ASUCI Plan To Offer Legal Advice to Students
UC Irvine’s new Legal Clinic, which was established by Associated Students of UCI and will be managed by a College Legal Clinic director, is scheduled to open its doors to the UCI community during third week and offer students free confidential legal advice from local attorneys. The clinic will be housed in the ASUCI conference room for two hours every Wednesday.
‘Life presents problems. UCI is a large community with 25,000 students and chances are there are students that need help, or maybe they need advice for something that is not necessarily an urgent matter or a specific problem,’ said College Legal Clinic Director Adam Lent.
Lent is confident that the clinic will help such people, citing a radio show on KFI news radio where you can call in and get advice from an attorney as an example.
‘The UCI legal clinic, besides being a referral service, goes one step further and allows students to meet face-to-face with an attorney to discuss any issue they want,’ Lent said.

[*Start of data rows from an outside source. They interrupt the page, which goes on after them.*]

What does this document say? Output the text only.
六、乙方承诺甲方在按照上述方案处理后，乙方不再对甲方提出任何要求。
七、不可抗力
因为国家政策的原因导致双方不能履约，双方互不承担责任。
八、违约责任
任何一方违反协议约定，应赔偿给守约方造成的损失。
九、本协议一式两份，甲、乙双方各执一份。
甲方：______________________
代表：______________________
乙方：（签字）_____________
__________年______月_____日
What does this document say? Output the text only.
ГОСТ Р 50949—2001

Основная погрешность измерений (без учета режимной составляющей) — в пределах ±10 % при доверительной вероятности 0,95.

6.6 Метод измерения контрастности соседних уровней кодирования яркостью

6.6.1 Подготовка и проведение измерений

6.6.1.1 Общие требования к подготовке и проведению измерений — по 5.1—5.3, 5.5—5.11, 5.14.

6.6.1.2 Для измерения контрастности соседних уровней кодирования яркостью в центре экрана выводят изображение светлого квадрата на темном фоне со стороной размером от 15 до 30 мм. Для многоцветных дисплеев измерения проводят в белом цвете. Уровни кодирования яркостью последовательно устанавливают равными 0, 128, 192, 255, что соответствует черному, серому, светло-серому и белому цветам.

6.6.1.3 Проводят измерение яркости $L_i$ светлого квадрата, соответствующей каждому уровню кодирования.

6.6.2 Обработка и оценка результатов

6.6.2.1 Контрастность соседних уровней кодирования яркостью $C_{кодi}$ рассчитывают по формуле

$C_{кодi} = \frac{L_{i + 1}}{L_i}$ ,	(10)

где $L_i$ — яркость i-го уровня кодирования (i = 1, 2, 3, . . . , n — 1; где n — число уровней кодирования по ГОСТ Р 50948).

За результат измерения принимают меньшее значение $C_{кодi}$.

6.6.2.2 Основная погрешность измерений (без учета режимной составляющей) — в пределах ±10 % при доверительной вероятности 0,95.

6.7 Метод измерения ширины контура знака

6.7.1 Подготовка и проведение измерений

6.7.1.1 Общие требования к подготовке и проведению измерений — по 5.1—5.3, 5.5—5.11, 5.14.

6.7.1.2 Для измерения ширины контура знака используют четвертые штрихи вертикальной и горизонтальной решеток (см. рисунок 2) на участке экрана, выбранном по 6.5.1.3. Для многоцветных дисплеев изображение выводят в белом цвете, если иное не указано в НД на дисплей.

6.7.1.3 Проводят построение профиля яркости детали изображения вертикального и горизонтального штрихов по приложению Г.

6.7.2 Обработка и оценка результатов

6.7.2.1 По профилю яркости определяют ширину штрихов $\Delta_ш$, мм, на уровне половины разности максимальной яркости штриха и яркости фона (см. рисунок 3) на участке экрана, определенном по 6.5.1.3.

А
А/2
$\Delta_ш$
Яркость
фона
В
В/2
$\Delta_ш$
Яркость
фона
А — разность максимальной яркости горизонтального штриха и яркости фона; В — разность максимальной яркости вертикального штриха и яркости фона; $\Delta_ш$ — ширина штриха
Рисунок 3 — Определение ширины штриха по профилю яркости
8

Students must make an appointment on the ASUCI Web site before attending the 2 to 4 p.m. weekly office hours. Students who are unable to attend those hours may use the cancellation round, which is an official state certified referral service, to contact attorneys from a database and obtain a free consultation over the phone.
‘[I hope that the clinic establishes] a feeling that ASUCI is a valuable component of this campus and [that] they are here to help the students,’ Williams said. ‘The students should feel that they have a voice and options that collectively can be a powerful force.’
In previous years, ASUCI has organized free legal advice for students through a program at Cal State Fullerton. However, ASUCI hopes to make the program more efficient and accessible for students by cutting out the third-party organizer.
The attorneys vary in their specialties and can refer students to another attorney from the database if unable to answer a student’s particular question.
‘[The clinic will] provide students with qualified legal advice,’ Williams said. ‘This is a way for students to talk to an attorney about anything in a comfortable, convenient setting. Students are usually poor and these attorneys have agreed to help students in the preliminary steps for free and then a discounted rate might be negotiated if the case progresses.’